Short Answer 
The SSS similarity theorem states that if the corresponding sides of two triangles are in the same ratio, the triangles are similar. By setting up the equation x/35 = 44/20 and solving for x using cross-multiplication, we find that the value of x that makes the triangles similar is 77.
Step 1: Understanding the SSS Similarity Theorem
The SSS (Side-Side-Side) similarity theorem states that if the three corresponding sides of two triangles are in the same ratio, then those triangles are similar.

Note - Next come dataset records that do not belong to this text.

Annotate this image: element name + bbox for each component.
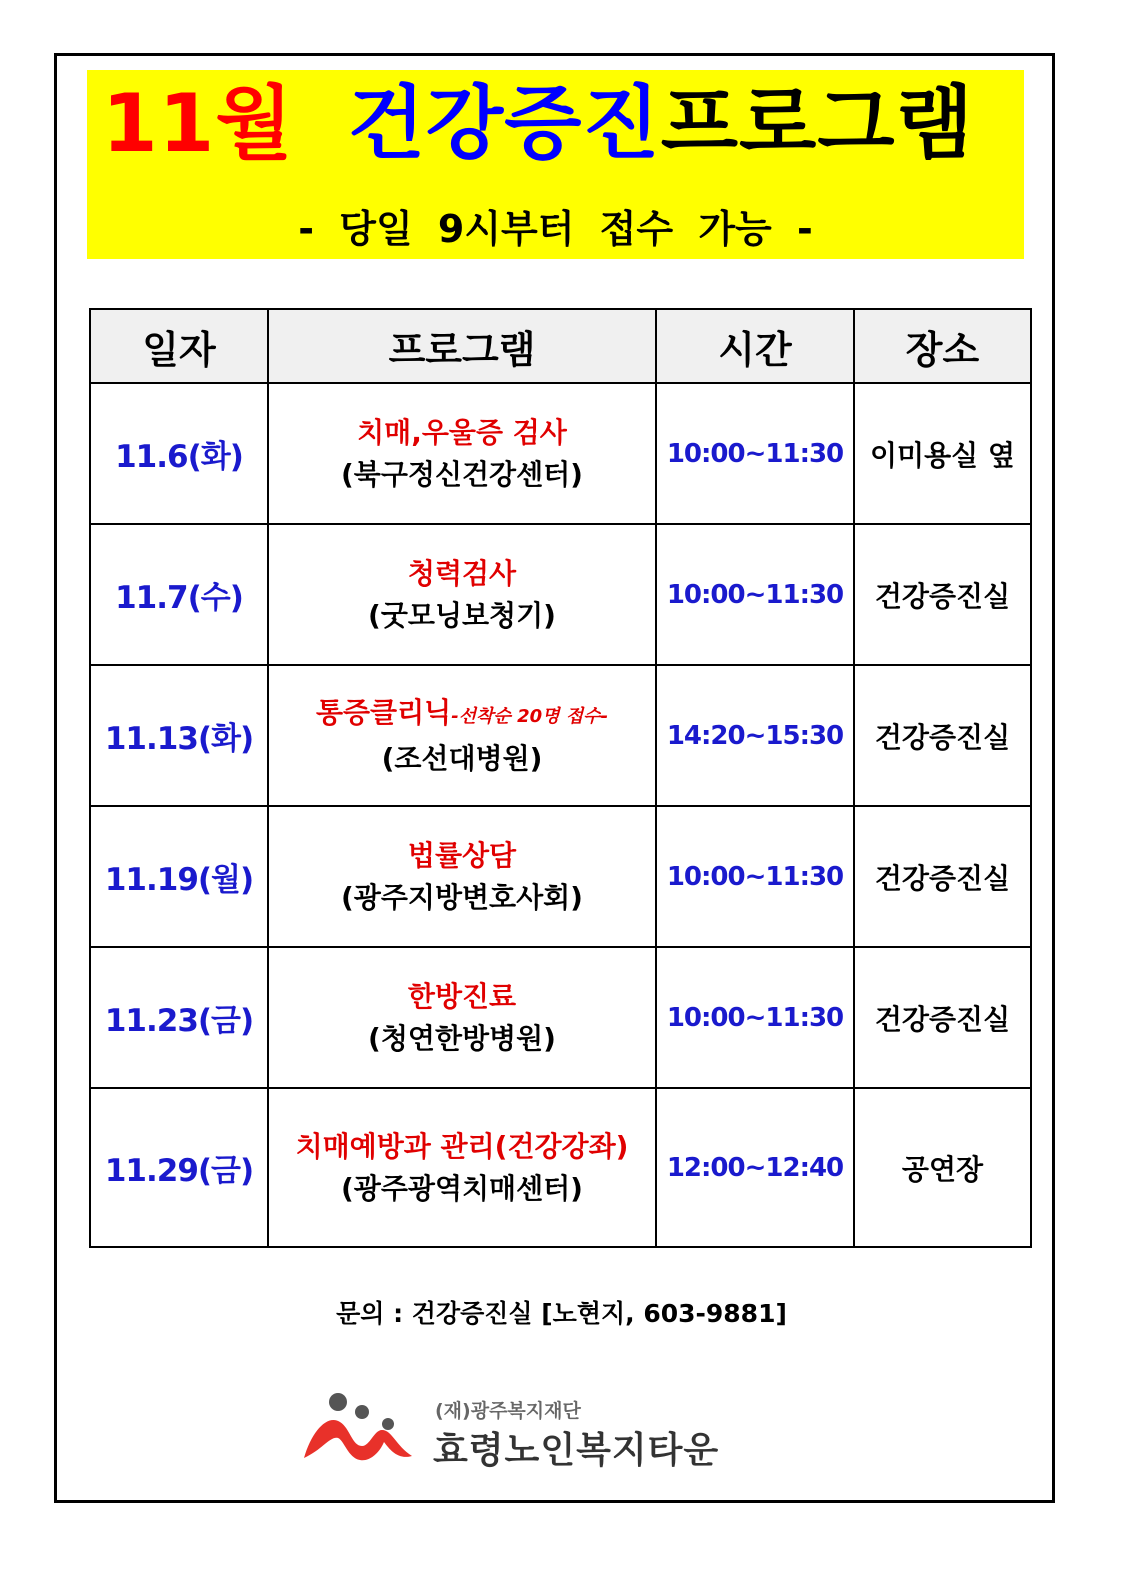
table-header-row [90,309,1031,383]
page-subtitle: - 당일 9시부터 접수 가능 - [298,207,813,251]
row-place: 건강증진실 [854,947,1031,1088]
header-date: 일자 [90,309,268,383]
row-place: 건강증진실 [854,524,1031,665]
row-time: 14:20~15:30 [656,665,854,806]
row-program-cell [268,1088,656,1247]
title-month: 11월 [102,77,294,170]
header-place: 장소 [854,309,1031,383]
row-program-cell [268,665,656,806]
row-place: 이미용실 옆 [854,383,1031,524]
row-organization: (굿모닝보청기) [368,598,556,632]
header-program: 프로그램 [268,309,656,383]
row-date: 11.23(금) [90,947,268,1088]
table-row [90,1088,1031,1247]
table-row [90,947,1031,1088]
row-organization: (청연한방병원) [368,1021,556,1055]
contact-info: 문의 : 건강증진실 [노현지, 603-9881] [336,1299,787,1328]
row-time: 10:00~11:30 [656,947,854,1088]
row-program-cell [268,947,656,1088]
row-program: 통증클리닉 [315,695,452,729]
row-time: 12:00~12:40 [656,1088,854,1247]
row-time: 10:00~11:30 [656,806,854,947]
header-time: 시간 [656,309,854,383]
row-place: 건강증진실 [854,665,1031,806]
row-time: 10:00~11:30 [656,524,854,665]
table-row [90,806,1031,947]
row-program: 치매예방과 관리(건강강좌) [295,1129,629,1163]
logo-org-name: 효령노인복지타운 [433,1430,720,1471]
table-row [90,665,1031,806]
title-banner [87,70,1024,259]
row-organization: (광주광역치매센터) [341,1171,583,1205]
row-organization: (북구정신건강센터) [341,457,583,491]
table-row [90,524,1031,665]
row-program-cell [268,524,656,665]
row-date: 11.13(화) [90,665,268,806]
row-date: 11.7(수) [90,524,268,665]
row-program-note: -선착순 20명 접수- [451,705,609,727]
title-highlight: 건강증진 [347,77,661,170]
title-rest: 프로그램 [660,77,974,170]
schedule-table [89,308,1032,1248]
row-program: 치매,우울증 검사 [357,415,567,449]
row-program: 한방진료 [407,979,517,1013]
page-title [102,76,974,172]
row-organization: (조선대병원) [381,741,543,775]
row-program-cell [268,383,656,524]
row-organization: (광주지방변호사회) [341,880,583,914]
table-row [90,383,1031,524]
row-place: 건강증진실 [854,806,1031,947]
row-date: 11.29(금) [90,1088,268,1247]
logo-mark-icon [300,1390,418,1468]
logo-org-small: (재)광주복지재단 [435,1400,581,1422]
row-date: 11.19(월) [90,806,268,947]
row-program: 법률상담 [407,838,517,872]
row-date: 11.6(화) [90,383,268,524]
foundation-logo [300,1390,770,1470]
row-program-cell [268,806,656,947]
row-program: 청력검사 [407,556,517,590]
row-time: 10:00~11:30 [656,383,854,524]
row-program-line [269,692,655,738]
row-place: 공연장 [854,1088,1031,1247]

In simpler terms, if you can find a consistent ratio of the sides of two triangles, they will have the same shape, even if they differ in size. This theorem is crucial for determining similarity in triangles.

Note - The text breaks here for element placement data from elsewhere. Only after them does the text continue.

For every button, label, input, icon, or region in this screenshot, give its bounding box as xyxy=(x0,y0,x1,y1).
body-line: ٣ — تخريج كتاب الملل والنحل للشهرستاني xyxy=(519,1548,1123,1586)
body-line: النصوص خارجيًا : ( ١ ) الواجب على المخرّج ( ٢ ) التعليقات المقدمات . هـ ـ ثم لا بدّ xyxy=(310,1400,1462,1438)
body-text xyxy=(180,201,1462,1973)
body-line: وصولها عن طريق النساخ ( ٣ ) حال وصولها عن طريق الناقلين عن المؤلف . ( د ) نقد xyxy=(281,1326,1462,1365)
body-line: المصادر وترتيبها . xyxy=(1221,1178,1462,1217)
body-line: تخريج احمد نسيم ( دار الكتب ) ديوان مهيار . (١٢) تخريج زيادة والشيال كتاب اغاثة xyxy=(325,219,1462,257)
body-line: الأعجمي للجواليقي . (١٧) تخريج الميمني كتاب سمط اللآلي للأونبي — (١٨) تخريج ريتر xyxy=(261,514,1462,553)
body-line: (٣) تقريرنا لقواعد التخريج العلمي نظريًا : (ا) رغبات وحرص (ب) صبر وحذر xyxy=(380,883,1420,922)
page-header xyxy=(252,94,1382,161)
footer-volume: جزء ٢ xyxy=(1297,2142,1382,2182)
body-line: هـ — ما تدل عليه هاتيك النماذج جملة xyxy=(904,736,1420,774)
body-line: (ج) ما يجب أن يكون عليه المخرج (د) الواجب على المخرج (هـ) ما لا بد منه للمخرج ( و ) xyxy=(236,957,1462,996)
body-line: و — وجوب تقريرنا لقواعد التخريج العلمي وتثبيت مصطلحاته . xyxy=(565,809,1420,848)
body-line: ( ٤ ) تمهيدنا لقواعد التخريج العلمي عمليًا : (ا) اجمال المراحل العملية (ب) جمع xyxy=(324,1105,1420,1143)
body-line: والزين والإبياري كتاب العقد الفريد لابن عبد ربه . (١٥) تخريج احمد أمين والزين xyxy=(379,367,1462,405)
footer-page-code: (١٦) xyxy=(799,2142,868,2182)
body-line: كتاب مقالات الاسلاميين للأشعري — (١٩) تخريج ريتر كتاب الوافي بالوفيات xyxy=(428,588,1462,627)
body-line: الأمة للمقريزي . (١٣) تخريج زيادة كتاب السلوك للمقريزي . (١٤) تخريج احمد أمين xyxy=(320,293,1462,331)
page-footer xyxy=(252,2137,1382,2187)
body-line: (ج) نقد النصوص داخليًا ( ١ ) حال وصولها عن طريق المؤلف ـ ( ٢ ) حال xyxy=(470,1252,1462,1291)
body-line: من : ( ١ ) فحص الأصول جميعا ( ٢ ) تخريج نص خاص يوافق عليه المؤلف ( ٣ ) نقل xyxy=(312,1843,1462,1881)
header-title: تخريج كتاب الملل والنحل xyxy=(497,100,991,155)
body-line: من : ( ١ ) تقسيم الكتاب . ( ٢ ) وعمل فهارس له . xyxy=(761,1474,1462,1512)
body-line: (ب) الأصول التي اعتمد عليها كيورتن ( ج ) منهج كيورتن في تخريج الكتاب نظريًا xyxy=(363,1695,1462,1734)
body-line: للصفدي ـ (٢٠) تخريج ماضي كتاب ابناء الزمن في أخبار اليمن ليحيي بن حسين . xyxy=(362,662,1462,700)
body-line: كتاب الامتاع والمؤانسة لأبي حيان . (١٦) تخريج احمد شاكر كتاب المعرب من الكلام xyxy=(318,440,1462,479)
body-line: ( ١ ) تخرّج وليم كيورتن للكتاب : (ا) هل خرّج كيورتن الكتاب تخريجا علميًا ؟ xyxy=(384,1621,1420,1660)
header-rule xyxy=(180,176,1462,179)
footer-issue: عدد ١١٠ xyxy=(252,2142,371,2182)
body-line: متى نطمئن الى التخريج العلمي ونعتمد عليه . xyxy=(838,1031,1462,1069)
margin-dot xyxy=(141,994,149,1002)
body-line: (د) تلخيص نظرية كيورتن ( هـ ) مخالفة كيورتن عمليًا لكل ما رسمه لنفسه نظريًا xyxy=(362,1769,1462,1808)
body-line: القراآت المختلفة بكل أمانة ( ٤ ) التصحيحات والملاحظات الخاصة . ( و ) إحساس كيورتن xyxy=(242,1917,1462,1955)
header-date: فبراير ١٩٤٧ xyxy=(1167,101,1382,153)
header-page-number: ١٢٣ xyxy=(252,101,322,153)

Step 2: Setting Up the Equation
In the given problem, we start with the similarity condition for the two triangles: x/35 = 44/20. This sets up a proportion where ‘x’ is the unknown side length that needs to be determined. By recognizing the relationship between the sides, we can work towards finding the value of ‘x’ using cross-multiplication.
Step 3: Solving for x
To isolate ‘x’, we can use the multiplication property of equality. By multiplying both sides of the equation by 35, we derive:
- x = (44 * 35) / 20
- x = 1540 / 20
- x = 77
This leads us to conclude that the value of x which will make the triangles similar is 77.